DF: No. Theo is not an attackable person. You can attack a CEO of a tobacco
company. You know he's lying. But Theo is gracious. She doesn't rant and
rave and accuse people of unspeakable acts. How do you attack somebody who's
reasoned in their approach? Remember, this is all for the public. This is all
political. Anything goes politically, PR-wise. Just look like you're being
reasonable.
Q: What was the bottom line for them on this book?
DF: The bottom line for this book is that, since 1960, they've been testing
their pesticides wrong. Again, it comes down to the money: what will it mean
to their profits? I was never involved in a discussion on what it meant to
their daughters, or what it meant to their grandchildren. It was what did it
mean for those products.
Since the 1960s, they have been working off of the cancer question, where "the
dose makes the poison". They've been assuming that people have to receive
massive doses, or at least doses lasting a lifetime, before cancer forms.

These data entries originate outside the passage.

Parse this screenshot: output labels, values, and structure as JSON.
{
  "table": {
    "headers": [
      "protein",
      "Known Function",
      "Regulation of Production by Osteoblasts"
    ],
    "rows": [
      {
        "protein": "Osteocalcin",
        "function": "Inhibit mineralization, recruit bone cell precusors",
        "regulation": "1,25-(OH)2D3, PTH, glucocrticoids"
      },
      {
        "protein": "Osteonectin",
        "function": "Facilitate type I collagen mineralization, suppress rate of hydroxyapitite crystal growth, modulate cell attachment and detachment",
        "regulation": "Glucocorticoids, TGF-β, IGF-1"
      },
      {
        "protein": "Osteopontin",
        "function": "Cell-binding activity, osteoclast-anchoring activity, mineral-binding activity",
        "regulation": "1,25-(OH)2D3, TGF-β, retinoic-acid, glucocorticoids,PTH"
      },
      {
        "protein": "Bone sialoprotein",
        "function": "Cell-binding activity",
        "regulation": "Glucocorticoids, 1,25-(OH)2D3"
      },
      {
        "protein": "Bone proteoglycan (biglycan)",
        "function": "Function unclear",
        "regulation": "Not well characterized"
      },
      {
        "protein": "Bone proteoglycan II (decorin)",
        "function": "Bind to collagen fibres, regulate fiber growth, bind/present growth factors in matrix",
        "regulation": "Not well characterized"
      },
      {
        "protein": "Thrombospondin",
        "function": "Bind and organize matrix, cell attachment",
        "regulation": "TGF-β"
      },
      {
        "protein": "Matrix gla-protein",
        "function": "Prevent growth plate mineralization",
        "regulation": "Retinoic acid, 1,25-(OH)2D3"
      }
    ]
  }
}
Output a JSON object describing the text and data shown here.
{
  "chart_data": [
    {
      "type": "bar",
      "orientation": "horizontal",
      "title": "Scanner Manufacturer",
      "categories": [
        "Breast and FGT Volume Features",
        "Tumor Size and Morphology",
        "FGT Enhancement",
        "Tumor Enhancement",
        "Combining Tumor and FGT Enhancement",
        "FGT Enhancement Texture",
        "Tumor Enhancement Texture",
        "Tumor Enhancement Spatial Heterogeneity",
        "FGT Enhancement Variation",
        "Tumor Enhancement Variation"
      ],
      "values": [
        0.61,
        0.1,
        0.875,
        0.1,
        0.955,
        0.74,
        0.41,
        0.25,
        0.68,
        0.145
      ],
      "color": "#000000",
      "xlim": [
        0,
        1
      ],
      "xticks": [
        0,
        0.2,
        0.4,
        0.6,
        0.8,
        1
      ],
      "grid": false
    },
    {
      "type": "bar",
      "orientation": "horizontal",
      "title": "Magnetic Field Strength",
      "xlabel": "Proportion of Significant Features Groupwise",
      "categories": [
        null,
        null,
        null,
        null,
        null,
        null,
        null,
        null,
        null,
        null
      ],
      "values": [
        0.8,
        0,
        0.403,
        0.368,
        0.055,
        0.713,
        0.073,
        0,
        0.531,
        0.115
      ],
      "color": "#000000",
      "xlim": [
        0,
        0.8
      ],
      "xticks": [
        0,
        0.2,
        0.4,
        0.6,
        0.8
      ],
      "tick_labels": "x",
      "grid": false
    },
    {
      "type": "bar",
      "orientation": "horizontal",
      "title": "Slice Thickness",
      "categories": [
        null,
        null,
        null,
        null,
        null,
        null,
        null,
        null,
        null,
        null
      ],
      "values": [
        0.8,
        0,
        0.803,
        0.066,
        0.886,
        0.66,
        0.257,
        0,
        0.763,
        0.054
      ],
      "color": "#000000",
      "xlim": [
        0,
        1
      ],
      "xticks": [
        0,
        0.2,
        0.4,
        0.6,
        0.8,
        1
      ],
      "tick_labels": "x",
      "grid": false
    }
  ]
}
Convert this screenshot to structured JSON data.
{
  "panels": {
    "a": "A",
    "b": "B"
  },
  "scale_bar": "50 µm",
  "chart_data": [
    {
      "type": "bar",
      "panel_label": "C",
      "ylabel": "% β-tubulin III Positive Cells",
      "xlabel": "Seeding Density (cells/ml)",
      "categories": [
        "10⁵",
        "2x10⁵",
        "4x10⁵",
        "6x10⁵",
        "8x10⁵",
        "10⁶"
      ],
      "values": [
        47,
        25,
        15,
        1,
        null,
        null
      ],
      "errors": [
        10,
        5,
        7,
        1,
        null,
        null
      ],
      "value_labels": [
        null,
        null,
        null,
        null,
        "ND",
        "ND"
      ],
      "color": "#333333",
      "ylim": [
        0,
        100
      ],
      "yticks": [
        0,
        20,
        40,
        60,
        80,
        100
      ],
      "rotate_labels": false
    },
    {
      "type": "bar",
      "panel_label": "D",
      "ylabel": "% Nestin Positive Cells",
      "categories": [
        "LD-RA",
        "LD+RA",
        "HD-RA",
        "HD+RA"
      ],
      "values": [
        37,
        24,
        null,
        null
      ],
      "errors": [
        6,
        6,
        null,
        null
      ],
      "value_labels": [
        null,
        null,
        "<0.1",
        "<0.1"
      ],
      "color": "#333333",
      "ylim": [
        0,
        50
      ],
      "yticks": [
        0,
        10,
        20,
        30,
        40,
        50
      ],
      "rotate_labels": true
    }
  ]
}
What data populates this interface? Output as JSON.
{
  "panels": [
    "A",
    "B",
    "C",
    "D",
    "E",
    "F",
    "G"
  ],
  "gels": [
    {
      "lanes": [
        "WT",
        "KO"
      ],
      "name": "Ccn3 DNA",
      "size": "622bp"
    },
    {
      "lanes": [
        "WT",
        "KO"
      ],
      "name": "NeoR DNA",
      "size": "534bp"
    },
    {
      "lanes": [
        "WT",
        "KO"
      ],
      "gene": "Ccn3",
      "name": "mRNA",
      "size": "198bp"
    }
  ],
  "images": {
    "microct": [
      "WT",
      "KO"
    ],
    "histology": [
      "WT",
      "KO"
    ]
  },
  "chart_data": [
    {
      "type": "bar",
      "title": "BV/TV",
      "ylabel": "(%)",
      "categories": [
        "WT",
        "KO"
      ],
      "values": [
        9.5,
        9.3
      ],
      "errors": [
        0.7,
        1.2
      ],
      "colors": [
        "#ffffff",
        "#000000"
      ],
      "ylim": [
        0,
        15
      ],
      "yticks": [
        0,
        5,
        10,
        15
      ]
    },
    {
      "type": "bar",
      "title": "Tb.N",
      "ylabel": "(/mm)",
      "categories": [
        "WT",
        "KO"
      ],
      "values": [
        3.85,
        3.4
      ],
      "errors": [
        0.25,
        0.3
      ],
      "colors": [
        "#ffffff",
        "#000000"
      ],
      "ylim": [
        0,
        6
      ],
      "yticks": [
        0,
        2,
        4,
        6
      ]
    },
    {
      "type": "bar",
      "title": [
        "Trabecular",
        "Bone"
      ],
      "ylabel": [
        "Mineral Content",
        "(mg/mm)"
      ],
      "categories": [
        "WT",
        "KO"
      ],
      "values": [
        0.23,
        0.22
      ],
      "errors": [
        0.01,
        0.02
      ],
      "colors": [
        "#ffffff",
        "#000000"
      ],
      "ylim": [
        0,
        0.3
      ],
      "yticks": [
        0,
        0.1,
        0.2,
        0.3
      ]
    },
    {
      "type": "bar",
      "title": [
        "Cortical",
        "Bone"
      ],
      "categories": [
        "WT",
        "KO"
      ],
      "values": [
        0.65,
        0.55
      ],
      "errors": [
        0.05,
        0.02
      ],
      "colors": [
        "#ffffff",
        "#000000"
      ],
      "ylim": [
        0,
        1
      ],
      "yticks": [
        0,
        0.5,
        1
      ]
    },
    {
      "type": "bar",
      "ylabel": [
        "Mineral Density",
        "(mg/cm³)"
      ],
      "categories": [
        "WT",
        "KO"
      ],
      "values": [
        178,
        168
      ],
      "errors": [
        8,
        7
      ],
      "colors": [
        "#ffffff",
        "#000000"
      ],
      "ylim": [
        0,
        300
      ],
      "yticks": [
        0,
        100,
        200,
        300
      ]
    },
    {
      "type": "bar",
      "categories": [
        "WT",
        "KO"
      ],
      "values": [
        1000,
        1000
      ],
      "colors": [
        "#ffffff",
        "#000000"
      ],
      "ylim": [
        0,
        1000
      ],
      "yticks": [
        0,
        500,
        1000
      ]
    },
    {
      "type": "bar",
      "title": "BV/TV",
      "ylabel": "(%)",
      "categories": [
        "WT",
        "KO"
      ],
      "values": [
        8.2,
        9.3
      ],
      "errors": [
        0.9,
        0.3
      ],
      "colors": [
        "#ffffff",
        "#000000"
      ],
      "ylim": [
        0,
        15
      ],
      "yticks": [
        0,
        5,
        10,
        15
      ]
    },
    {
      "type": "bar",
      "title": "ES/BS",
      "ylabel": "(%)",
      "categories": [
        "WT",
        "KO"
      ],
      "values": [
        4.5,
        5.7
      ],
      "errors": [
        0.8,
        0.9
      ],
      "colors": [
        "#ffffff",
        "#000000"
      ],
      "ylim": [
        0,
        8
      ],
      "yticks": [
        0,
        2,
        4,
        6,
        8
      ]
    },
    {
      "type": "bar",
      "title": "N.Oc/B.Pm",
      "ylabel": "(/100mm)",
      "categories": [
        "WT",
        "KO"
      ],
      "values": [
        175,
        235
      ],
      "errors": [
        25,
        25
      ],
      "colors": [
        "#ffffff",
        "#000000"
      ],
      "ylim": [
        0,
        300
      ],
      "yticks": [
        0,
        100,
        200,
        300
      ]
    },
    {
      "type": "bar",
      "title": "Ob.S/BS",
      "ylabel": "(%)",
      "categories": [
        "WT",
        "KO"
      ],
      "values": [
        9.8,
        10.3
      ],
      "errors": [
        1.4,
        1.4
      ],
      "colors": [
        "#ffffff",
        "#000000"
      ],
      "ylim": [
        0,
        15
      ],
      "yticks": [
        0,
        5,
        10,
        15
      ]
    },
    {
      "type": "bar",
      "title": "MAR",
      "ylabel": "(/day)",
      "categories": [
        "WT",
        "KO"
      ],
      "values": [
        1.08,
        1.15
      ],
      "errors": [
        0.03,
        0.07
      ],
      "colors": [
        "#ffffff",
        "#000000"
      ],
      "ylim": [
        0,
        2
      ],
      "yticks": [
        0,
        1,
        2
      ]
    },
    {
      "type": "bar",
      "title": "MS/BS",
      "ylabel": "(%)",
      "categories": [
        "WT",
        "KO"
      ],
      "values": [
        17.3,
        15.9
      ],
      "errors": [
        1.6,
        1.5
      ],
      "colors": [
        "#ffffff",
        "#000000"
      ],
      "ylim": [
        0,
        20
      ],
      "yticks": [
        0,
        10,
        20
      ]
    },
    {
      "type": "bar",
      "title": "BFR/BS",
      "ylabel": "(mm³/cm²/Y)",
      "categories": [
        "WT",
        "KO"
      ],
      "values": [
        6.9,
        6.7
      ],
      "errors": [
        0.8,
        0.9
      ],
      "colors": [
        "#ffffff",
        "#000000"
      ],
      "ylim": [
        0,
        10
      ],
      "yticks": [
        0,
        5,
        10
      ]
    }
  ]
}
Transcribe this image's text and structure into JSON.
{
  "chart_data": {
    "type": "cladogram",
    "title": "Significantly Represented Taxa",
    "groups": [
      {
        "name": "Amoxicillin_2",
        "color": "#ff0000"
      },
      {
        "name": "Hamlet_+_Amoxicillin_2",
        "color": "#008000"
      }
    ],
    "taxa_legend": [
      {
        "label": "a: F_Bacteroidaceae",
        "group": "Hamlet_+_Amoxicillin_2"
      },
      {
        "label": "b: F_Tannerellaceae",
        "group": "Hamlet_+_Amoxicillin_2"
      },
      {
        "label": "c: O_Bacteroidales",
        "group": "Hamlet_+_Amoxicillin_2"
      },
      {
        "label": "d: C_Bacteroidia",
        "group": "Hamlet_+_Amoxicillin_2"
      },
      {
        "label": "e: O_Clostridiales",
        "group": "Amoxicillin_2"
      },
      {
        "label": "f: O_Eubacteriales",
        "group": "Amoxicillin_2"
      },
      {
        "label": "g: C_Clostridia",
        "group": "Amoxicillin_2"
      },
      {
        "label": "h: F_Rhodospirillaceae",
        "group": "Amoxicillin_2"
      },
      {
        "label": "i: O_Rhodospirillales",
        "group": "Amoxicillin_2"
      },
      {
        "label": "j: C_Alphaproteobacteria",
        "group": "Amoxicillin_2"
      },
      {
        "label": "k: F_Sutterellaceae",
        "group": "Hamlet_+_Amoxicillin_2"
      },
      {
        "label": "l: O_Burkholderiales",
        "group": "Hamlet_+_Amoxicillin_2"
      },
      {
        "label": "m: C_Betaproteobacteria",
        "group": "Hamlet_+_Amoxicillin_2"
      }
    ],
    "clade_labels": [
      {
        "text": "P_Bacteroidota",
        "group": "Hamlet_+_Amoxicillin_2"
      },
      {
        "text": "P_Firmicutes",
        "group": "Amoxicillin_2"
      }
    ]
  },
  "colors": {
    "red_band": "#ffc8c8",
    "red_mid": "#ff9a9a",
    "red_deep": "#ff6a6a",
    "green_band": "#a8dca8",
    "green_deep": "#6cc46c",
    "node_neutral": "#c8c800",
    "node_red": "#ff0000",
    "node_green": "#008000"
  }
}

Theo's book is saying that a small amount, at the right time, can cause an
effect. It destroys their scientific basis for testing. And if they don't have
a scientific basis for testing, then those products are vulnerable on the
market. Companies could fail if their product is an endocrine disrupter.
Q: Do you think there was an element of your experience with the industry that came down to
your being a woman?
DF: The pesticide industry is very male. Whenever I would raise the argument
that maybe there is something to endocrine disruption, I was called an
eco-feminist terrorist. I was told that I was too emotional -- that I was
letting the emotions of breast cancer carry me away. There is a very pronounced
male-female tension in the industry on this issue.
Q: Was there a moment of reckoning for you?
DF: I can't say when the exact moment came when I knew I'd have to leave the
industry. Maybe it was just the gradual realization that what they wanted me to
say was a lie.
When you went to school back in the sixties and seventies, didn't we all have
this image that we wanted to help save the world? And here I was in my
position as a lobbyist for the pesticide company, saying things that I couldn't
believe in and that I couldn't say anymore. I almost felt like a werewolf.
When that transformation came, I can't say, but I just went home and told my
husband I couldn't do it anymore.
When EPA and EDSTAC finally came to sitting down and really examining the issue
and saying, "Is this right? Are you telling the truth or are you lying?" there
is no way that I could sit there and listen to industry give a story that I
felt was not complete, at a time in history when everything was riding on what
the answers would be. My heart and my guts are behind Theo and behind Fred vom
Saal. I know that I couldn't be representing industry now, knowing how they're
scheming and strategizing against doing it.